Mais revenons à François qui n’a toujours pas traversé le pont. Son allure semblait preste et, après le passage délicat du virage, rien ne paraissait pouvoir l’arrêter dans son élan vers son travail. Pourtant, voilà une tête rousse en arrêt devant deux panneaux d’interdiction de tourner à gauche, un sur chacune des colonnes qui bordent le pont. Les cheveux, disciplinés avec l’expérience de ceux qui savent cacher la véritable nature d’une crinière à épis, expriment néanmoins le doute que leur coiffure avait pour but de dissimuler. On les a aplatis, oui ; écrasés, rangés en ordre, mais voilà, leur maître vit un moment de faiblesse, et ils sont prêts à déclarer la rébellion : les épis se relèvent imperceptiblement. François aime que l’on ne perçoive pas sa nature bouillonnante et un peu brouillonne. Cette dernière reprend parfois le dessus sans qu’il ne s’en rende compte. C’est ce qui arrive en ce moment.

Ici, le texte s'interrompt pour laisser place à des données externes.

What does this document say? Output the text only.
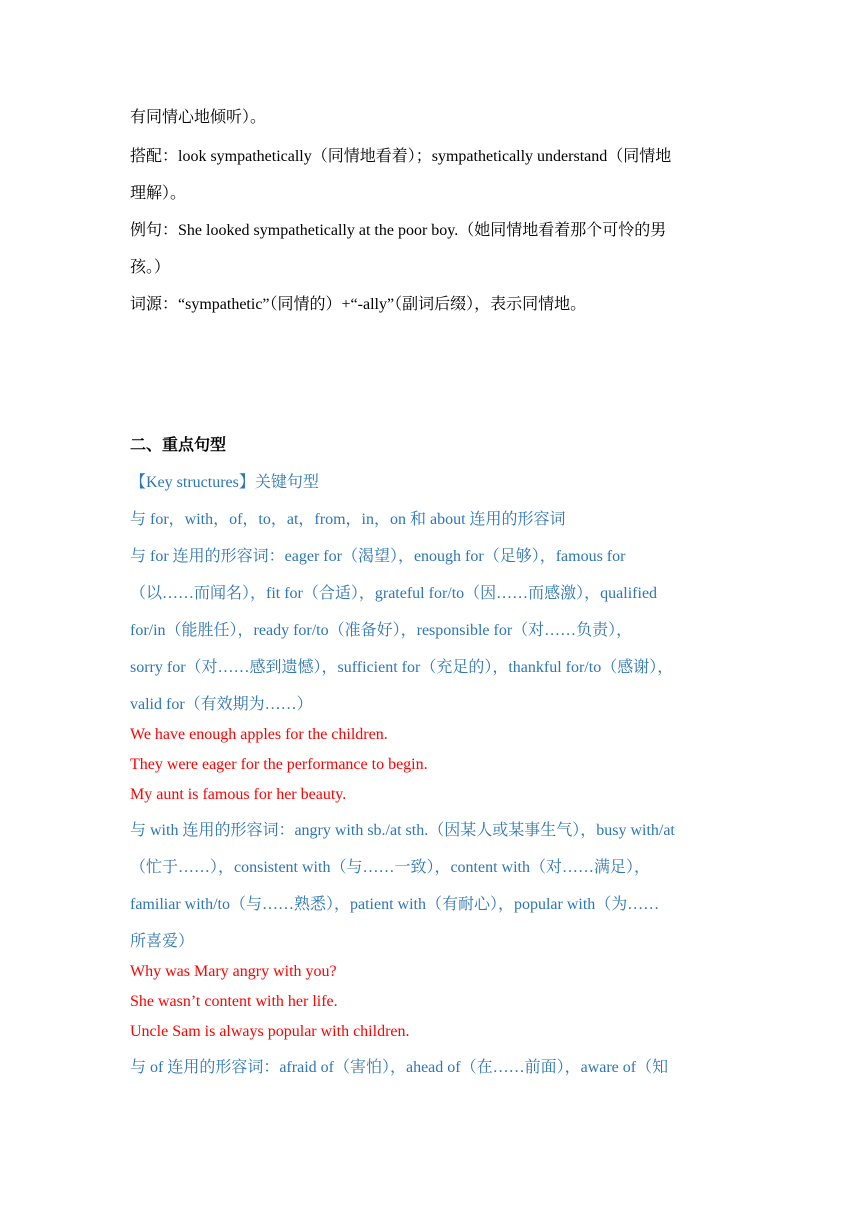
有同情心地倾听）。
搭配：look sympathetically（同情地看着）；sympathetically understand（同情地
理解）。
例句：She looked sympathetically at the poor boy.（她同情地看着那个可怜的男
孩。）
词源：“sympathetic”（同情的）+“-ally”（副词后缀），表示同情地。
二、重点句型
【Key structures】关键句型
与 for，with，of，to，at，from，in，on 和 about 连用的形容词
与 for 连用的形容词：eager for（渴望），enough for（足够），famous for
（以……而闻名），fit for（合适），grateful for/to（因……而感激），qualified
for/in（能胜任），ready for/to（准备好），responsible for（对……负责），
sorry for（对……感到遗憾），sufficient for（充足的），thankful for/to（感谢），
valid for（有效期为……）
We have enough apples for the children.
They were eager for the performance to begin.
My aunt is famous for her beauty.
与 with 连用的形容词：angry with sb./at sth.（因某人或某事生气），busy with/at
（忙于……），consistent with（与……一致），content with（对……满足），
familiar with/to（与……熟悉），patient with（有耐心），popular with（为……
所喜爱）
Why was Mary angry with you?
She wasn’t content with her life.
Uncle Sam is always popular with children.
与 of 连用的形容词：afraid of（害怕），ahead of（在……前面），aware of（知
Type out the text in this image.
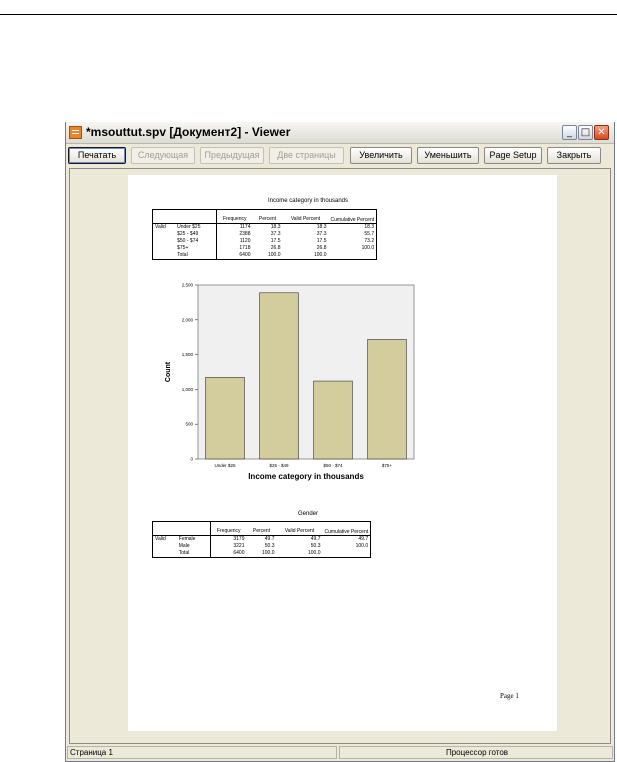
*msouttut.spv [Документ2] - Viewer	_ □ ✕
Печатать	Следующая	Предыдущая	Две страницы	Увеличить	Уменьшить	Page Setup	Закрыть
Income category in thousands
		Frequency	Percent	Valid Percent	Cumulative Percent
Valid	Under $25	1174	18.3	18.3	18.3
	$25 - $49	2388	37.3	37.3	55.7
	$50 - $74	1120	17.5	17.5	73.2
	$75+	1718	26.8	26.8	100.0
	Total	6400	100.0	100.0	
0
500
1,000
1,500
2,000
2,500
Under $25	$25 - $49	$50 - $74	$75+
Count
Income category in thousands
Gender
		Frequency	Percent	Valid Percent	Cumulative Percent
Valid	Female	3179	49.7	49.7	49.7
	Male	3221	50.3	50.3	100.0
	Total	6400	100.0	100.0	
Page 1
Страница 1	Процессор готов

En quittant son appartement, il ne pensait qu’à une chose : vendredi = dernier jour de la semaine au bureau. Cela le mettait en joie et il avait hâte de commencer à travailler pour terminer en beauté avant de sortir avec des amis et de finir la nuit, peut-être en bonne compagnie (malheureusement pas Geneviève, puisqu’ils doivent se rencontrer sur le pont). Un chemin tout tracé se dessinait alors, et cela lui semblait simple et bon ; cette sensation l’accompagnait depuis que son réveil avait sonné à sept heures quinze.
Un chemin tout tracé, oui… Voilà ce qui maintenant l’arrête sur le pont. Ce satané chemin tout tracé. Il regarde le panneau interdisant de tourner à gauche et il souffle. La tête rousse se tourne alors en direction de Laumière. François ne fait que suivre un chemin tout tracé. Des années que cela dure.
Toutes les rues qui croisent la rue de Crimée entre l’avenue de Flandre et le boulevard Jean Jaurès sont à sens unique. Il le découvre ce matin. Il en déduit qu’il n’y a qu’un sens à sa vie. « Un seul putain de sens », pense-t-il. Tout coule de source et voilà que la rue de Crimée et ses interdictions de tourner à gauche l’exaspèrent ; lui-même ne fait que suivre les panneaux : il va toujours tout droit.
Ses joues rougissent. Sa tête se baisse ne laissant voir qu’une masse rougeâtre et presque en feu sur un costume bien taillé. Il serre ses poings et expire brutalement.
Heureusement François anticipe l’explosion ; il inspire une quantité d’air surprenante, puis l’extirpe de son corps en s’assurant une vidange totale de ses poumons ; il inspire à nouveau et reprend sa respiration normale ; il passe la main sur ses cheveux, s’assure que le tout est bien aplani, c’est le cas ; on a frôlé la catastrophe mais il a conjuré l’incendie. Il se sent plus calme. Il peut repartir.
François a vu les panneaux lui interdisant de tourner à gauche et cela l’a mis dans tous ses états. Qu’en aurait-il été, avec sa disposition d’esprit de ce matin, interprétant les moindres signes offerts par la voierie, s’il avait vu, à la place, les sens interdits qui sont accrochés juste de l’autre côté, à l’envers des panneaux qui l’ont tant ému ? Il aurait peut-être ressenti la satisfaction de transgresser le sens établi en opposant son mouvement à la direction imposée. Un soir, il verra ces panneaux. Ce qui lui passera dans la tête, alors, on ne peut pas le prévoir.
De toute façon, François se dira dans quelques heures que le sens de la circulation ne le touche en rien : il est destiné aux voitures, et lui n’a jamais conduit.